そして両手に持っていた束の書類を抱え直すとリーサに頭を下げ、イシェリアは国王陛下の部屋に向かって歩き出した。
太腿まで届く、薄目の茶色の髪がサラサラと綺麗に靡く姿を、リーサはボーッとしながら見送っていると、同じ王付きの侍女であるメレッサが声を掛けてきた。

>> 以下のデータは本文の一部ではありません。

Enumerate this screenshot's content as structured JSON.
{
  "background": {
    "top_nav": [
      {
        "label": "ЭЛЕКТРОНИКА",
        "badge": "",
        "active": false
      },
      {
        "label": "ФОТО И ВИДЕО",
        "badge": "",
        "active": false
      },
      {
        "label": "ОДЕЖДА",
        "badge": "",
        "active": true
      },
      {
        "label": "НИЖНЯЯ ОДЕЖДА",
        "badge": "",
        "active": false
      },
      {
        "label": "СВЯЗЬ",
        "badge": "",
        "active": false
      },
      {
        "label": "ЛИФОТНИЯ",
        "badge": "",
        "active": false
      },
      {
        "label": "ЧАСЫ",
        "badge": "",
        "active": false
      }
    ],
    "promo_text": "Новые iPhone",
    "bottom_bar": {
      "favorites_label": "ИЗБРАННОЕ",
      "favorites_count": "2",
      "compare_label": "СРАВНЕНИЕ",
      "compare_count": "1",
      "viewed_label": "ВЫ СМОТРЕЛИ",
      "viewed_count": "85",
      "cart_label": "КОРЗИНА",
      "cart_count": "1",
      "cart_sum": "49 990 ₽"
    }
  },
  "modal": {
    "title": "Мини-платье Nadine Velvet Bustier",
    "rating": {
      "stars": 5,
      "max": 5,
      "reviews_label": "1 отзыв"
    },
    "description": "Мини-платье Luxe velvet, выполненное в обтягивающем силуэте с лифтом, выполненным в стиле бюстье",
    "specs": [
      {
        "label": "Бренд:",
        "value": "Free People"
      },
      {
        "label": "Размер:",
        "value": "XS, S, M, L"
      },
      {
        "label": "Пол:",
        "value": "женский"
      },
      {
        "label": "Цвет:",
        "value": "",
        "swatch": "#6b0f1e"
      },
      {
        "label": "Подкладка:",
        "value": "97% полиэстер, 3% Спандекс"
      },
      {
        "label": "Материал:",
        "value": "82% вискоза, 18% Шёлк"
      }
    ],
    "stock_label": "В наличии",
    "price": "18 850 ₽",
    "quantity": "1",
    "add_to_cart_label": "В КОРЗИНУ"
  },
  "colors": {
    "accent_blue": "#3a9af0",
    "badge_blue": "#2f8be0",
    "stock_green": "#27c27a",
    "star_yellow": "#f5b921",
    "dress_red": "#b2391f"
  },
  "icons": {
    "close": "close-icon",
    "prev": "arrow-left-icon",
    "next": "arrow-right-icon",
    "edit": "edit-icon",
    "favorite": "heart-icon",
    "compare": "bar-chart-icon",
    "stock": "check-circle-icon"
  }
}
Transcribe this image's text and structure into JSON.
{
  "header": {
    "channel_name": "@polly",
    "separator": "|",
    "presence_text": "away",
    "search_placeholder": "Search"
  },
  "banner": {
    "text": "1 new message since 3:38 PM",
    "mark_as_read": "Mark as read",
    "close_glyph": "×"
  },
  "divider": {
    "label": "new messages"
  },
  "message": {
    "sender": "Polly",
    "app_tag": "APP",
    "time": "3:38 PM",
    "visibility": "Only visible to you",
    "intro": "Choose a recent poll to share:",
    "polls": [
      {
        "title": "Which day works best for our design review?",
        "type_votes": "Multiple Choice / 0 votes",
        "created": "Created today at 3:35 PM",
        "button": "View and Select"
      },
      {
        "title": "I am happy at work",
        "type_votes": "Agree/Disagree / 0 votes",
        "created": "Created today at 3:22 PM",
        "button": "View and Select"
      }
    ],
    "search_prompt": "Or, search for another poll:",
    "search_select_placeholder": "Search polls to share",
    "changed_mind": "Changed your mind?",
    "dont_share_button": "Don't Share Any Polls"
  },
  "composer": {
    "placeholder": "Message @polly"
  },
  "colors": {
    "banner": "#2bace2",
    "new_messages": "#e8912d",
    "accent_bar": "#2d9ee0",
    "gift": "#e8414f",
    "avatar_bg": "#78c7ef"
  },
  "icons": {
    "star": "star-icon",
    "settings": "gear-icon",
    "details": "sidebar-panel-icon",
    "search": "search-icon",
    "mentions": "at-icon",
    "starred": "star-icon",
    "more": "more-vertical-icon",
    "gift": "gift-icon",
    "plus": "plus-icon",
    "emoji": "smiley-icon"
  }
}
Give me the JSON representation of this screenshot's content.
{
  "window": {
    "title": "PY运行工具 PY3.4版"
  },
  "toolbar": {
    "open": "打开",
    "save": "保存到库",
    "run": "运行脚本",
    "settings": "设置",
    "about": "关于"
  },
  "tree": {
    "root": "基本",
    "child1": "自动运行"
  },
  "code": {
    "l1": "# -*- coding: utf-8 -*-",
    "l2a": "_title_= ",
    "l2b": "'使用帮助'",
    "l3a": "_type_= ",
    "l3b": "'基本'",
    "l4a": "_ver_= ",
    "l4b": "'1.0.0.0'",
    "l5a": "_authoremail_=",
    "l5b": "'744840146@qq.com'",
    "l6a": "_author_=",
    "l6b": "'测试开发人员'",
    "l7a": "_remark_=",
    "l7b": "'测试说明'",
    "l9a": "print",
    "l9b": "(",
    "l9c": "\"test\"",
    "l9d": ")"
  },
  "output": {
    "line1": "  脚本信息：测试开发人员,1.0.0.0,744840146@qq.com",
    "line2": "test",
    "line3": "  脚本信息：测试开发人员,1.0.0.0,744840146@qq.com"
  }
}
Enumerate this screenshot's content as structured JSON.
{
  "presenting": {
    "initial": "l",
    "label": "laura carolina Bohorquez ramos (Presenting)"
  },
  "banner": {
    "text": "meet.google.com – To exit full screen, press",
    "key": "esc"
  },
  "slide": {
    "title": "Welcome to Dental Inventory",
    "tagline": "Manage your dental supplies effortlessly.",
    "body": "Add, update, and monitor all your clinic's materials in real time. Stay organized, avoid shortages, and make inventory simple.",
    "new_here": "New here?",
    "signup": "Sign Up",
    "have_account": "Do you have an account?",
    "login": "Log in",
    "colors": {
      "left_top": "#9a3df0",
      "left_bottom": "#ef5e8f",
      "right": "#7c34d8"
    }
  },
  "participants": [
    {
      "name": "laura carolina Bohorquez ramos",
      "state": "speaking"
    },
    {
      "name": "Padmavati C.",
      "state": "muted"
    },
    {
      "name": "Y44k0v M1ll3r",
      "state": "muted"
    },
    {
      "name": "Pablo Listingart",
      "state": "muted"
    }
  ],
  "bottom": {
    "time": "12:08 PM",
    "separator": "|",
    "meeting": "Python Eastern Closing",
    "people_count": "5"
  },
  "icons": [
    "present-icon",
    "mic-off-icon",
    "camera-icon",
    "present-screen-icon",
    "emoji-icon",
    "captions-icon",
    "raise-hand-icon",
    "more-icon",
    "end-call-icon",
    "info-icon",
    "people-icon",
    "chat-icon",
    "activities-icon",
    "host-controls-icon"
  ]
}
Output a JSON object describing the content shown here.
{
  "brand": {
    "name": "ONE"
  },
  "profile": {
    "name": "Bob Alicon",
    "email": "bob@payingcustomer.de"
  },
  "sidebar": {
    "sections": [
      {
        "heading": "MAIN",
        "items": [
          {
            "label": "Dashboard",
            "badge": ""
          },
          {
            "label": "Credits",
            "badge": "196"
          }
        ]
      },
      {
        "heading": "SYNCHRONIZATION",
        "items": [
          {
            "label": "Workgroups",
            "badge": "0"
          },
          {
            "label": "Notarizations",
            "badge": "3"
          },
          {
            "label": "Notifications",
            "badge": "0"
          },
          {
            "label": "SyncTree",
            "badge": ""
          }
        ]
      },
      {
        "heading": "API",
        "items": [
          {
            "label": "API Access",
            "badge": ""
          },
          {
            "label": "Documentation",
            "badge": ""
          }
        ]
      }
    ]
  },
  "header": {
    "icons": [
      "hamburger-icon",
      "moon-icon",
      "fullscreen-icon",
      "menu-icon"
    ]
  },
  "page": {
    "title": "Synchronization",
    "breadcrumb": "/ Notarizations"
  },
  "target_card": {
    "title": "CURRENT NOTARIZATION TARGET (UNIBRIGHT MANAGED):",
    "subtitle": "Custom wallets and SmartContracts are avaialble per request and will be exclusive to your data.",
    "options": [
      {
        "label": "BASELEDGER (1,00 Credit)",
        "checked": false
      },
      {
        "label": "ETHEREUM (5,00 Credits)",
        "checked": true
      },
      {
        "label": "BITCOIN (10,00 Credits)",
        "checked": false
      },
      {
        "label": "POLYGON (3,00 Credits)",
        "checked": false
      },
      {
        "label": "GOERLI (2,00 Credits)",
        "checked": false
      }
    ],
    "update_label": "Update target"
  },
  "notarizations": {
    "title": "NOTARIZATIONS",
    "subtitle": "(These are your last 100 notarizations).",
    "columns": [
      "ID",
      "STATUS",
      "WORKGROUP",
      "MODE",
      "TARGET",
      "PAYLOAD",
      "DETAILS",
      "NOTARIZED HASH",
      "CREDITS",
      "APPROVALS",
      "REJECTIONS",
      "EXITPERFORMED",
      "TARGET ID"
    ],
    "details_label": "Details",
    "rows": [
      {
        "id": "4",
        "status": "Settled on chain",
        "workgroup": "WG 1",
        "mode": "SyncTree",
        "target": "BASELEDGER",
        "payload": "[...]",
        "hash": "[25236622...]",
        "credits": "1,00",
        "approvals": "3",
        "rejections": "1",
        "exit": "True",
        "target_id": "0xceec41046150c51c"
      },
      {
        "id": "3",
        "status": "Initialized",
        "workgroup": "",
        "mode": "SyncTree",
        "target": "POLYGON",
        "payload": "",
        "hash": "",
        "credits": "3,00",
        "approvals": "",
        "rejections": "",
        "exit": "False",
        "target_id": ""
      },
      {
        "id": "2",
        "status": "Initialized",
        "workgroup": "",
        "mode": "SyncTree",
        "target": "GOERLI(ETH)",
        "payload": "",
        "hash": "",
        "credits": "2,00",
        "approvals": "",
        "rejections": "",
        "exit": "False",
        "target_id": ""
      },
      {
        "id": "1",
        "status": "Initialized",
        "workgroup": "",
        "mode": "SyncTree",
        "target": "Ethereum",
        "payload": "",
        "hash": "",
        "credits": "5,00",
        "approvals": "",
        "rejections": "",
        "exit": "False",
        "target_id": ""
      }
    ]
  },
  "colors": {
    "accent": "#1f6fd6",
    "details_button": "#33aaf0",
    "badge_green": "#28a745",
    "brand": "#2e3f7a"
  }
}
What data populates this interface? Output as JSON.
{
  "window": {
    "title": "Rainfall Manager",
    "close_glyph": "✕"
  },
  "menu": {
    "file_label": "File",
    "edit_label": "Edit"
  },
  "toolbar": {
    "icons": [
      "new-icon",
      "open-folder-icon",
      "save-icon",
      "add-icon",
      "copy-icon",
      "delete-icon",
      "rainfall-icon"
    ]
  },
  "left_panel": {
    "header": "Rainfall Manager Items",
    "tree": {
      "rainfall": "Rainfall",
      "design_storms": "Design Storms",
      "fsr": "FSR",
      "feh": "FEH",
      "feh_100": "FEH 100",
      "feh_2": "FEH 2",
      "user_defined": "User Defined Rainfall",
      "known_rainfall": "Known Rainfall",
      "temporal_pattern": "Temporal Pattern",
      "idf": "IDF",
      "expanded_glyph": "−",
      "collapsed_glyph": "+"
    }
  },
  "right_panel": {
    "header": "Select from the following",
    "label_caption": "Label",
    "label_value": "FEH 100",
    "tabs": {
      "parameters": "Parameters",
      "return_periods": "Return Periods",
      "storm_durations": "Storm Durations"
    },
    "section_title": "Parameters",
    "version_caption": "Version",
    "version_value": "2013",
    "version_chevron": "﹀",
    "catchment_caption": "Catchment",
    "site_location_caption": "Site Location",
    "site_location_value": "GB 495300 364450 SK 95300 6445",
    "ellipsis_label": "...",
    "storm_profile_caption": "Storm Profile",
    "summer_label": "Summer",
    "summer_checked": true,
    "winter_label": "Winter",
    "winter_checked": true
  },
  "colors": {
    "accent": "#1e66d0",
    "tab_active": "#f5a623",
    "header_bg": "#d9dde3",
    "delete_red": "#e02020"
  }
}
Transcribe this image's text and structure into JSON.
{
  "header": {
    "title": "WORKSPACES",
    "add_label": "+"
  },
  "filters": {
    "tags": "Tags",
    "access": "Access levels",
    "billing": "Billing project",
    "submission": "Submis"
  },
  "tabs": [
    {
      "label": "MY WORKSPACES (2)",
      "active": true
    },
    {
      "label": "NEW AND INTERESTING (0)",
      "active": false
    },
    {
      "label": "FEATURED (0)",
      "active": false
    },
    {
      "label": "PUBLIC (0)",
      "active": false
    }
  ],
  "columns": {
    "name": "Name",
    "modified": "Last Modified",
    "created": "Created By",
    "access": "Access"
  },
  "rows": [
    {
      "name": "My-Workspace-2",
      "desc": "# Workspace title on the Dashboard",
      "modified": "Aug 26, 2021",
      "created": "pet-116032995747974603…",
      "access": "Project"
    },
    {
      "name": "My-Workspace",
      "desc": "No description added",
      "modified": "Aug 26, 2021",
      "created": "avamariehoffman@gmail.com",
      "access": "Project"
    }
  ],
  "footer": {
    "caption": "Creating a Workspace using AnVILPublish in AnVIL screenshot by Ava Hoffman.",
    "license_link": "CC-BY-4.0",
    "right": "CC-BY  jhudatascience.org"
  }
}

「こら、リーサ。こんな所で何サボってんのよ。仕事しなさい、仕事」
「もー、ちゃんとしてるよ! ついさっき、イシェリア様に声を掛けられて、コザック様の居場所を訊かれたから答えたところなの!」
「えぇっ!? アンタ、もしかして陛下の部屋って答えた!?」
「え、え? うん、答えたけど……」
「あぁもうっ、このおバカッ! 今、その部屋には陛下と“あの女”が一緒にいるのよ!」
「えっ、ウソッ!?」
慌ててリーサがイシェリアの歩いていった方向を振り返ると、彼女の後ろ姿はもう見えなくなっていた。
「ど、どどどうしよう!! 今から追い掛けて――」
「もう遅いわよ……。今頃とっくに陛下の部屋に着いてるわ……。陛下と“あの女”が部屋の中でイチャついてないように祈るしかないわね……」
メレッサが両腰に手を当て、盛大に溜め息を吐く。
「ホンット“あの女”、どうにかできないのかしら!? イシェリア様を王妃に迎え入れる前から陛下の妾だったからって、今も我が物顔で城を歩いて、使用人達にはぞんざいに偉そうな態度を取って! 着ているドレスだって毎日違うものでしょ? しかもお高いヤツ! 陛下が国費として購入してるって噂よ? 王妃のイシェリア様には買い与えず、ほぼ毎日同じドレスを着てるのに!」
「イシェリア様は、私達使用人の名前を全員覚えていて、必ず名前で声を掛けてくれるよね。“あの女”は『ちょっとそこの!』だもの。ただの妾なのに何様のつもりよね? それに、イシェリア様は御要件の後、必ず優しいお言葉を掛けて下さって……。使用人の私達を全然見下してないし、気遣ってくれるし。その真摯な対応に、本当に二十歳!? 本当に私より年下なの!? って疑いたくなるよ」
この二人は、一度“あの女”の愚痴が始まるとなかなか止まらないのだ。
「“あの女”、確か二十六歳だったわよね? もう完璧行き遅れじゃない。だから必死になって陛下に媚を売ってるのよ」
「妾だからって、仕事も何もしてないのが腹立つよ。イシェリア様、さっきも沢山の書類を抱えてたけど、陛下の国務を代わりにされているみたいだよ。外務はさすがに陛下がされているけれど……。王妃の責務もあるのに、イシェリア様大変だよ……。御自分のお部屋で、毎日夜遅くまでお仕事をされているみたいだし……。その間、陛下は“あの女”と一晩中イチャついているんだよ!? 本っ当信じられない!!」
「その所為で、貴族達から『お飾り王妃』や『身代わり王妃』なんて陰で言われてるのよね……。私達はイシェリア様の人柄を知ってるから絶対にそんなこと言わないけど、あの方のこと何も知らない貴族達が好き勝手言っててもう腹立つわ!」
「イシェリア様とコザック様って政略結婚なんでしょう? しかもイシェリア様が成人になったばかりの十八歳の時に……。あんな王のもとに嫁がされて、イシェリア様可愛そうだよ……。いくらコザック様の顔が良くても、それ以外があんまりだと思わない?」
リーサが眉尻を下げてメレッサに問うと、彼女は目を瞑り、小さく首を振った。
「そうでもないのよ。イシェリア様、あんな王でも心から愛しているみたいでさ」
「えぇっ!? そうなの!?」
「先日、ついイシェリア様に言っちゃったんだよね。『辛くないですか?』って。そしたらあの方、『大丈夫ですよ。だって陛下のことをとても愛していますから。御心配下さってありがとうございます』って、ニッコリ笑って言ったのよ」
「うわぁ……。美形が取り柄だけのあんなどうしようもない王なのに、そこまで想うだなんて一途なんだねぇ……。報われない愛に、益々イシェリア様が可哀想になってきたよ……」
「御本人がそれでいいって言うのなら、私達には何も出来ないわ……。せいぜいイシェリア様の美容と体調管理を怠らないことよね。王妃付きの侍女達にもちゃんと言っておかないとだわ」
「そうだね……。イシェリア様、傷付いてないといいな……」
「そうね……」
二人は国王陛下の部屋の方に目を向けると、同時に溜め息をついたのだった。